Asia Minute: The Politics of Korean Olympic Ice Time
The Winter Olympics get underway in two weeks in South Korea. A North Korean delegation will be coming—from athletes and cheerleaders to government officials. But one of the biggest challenges is facing a dual citizen of the United States and Canada. HPR’s Bill Dorman has more in today’s Asia Minute.
Sarah Murray knows about competition.
Her father was the head coach of two National Hockey League teams and a key part of Team Canada, and she played in college for the University of Minnesota at Duluth.
Since 2014 she’s been the coach of South Korea’s women’s ice hockey team.
Shortly after she was hired, she told the Calgary Herald “we’re very early in the building stages.”
For the last couple of weeks, she’s been in the re-building stages—because she now has to integrate a dozen North Korean players into her existing team of 23.
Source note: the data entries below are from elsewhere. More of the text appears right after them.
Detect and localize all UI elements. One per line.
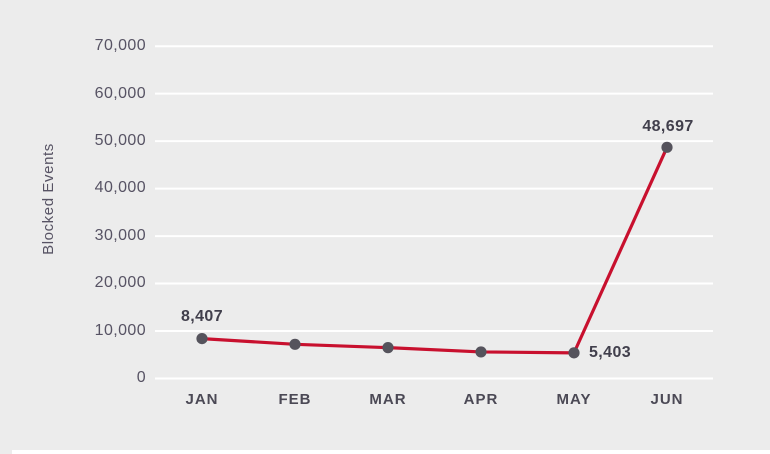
y-tick-label-60000: 60,000 — [94, 85, 146, 102]
x-tick-label-may: MAY — [556, 391, 592, 408]
x-tick-label-feb: FEB — [278, 391, 312, 408]
y-tick-label-20000: 20,000 — [94, 274, 146, 291]
x-tick-label-jun: JUN — [650, 391, 684, 408]
data-point-marker-may — [568, 347, 580, 359]
data-point-label-jan: 8,407 — [180, 308, 224, 325]
x-tick-label-mar: MAR — [369, 391, 407, 408]
data-point-label-jun: 48,697 — [642, 118, 694, 135]
y-tick-label-70000: 70,000 — [94, 37, 146, 54]
data-point-marker-jan — [196, 332, 208, 345]
data-point-marker-jun — [661, 141, 673, 153]
y-axis-title: Blocked Events — [40, 143, 57, 255]
bottom-edge-strip — [12, 450, 770, 454]
x-tick-label-apr: APR — [463, 391, 499, 408]
y-tick-label-50000: 50,000 — [94, 132, 146, 149]
data-point-markers — [196, 141, 673, 359]
data-point-marker-mar — [382, 342, 394, 354]
gridlines — [155, 45, 713, 380]
y-tick-label-30000: 30,000 — [94, 227, 146, 244]
series-line-blocked-events — [200, 145, 669, 355]
data-point-marker-apr — [475, 346, 487, 358]
data-point-label-may: 5,403 — [589, 344, 632, 361]
y-tick-label-40000: 40,000 — [94, 179, 146, 196]
y-tick-label-0: 0 — [136, 369, 146, 386]
x-tick-label-jan: JAN — [185, 391, 219, 408]
y-tick-label-10000: 10,000 — [94, 322, 146, 339]
data-point-marker-feb — [289, 338, 301, 350]
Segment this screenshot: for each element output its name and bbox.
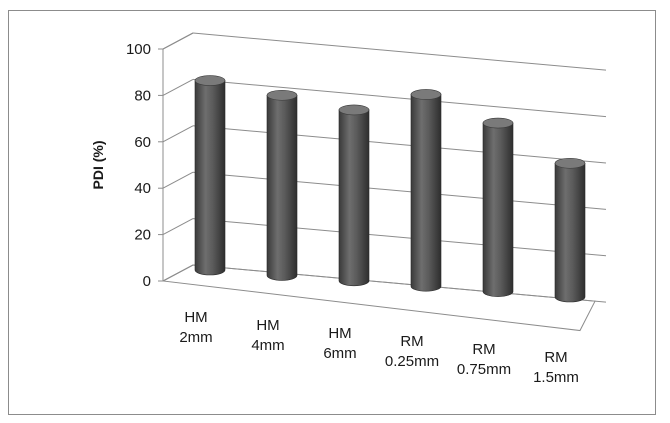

What could sound like a diplomatic dream is frankly kind of a coaching nightmare.
This week she told the Joong Ang Daily that “it’s exciting to be a part of something that’s so historic…but at the same time, it’s mixed feelings, because….we don’t get to play our full roster.”
The North Korean players crossed the border Thursday to start practicing.
Here’s some hockey math: the original team was 23 players, the new total is 35, but only 22 players can dress for each game…including at least three North Koreans.
Coach Murray is still putting competition above symbolism—saying “We’re not going to make a line just to make a line of North Korean players just so they can get ice time. We’re going to put in players that are going to be successful and we’re going to play to win with the roster we have.”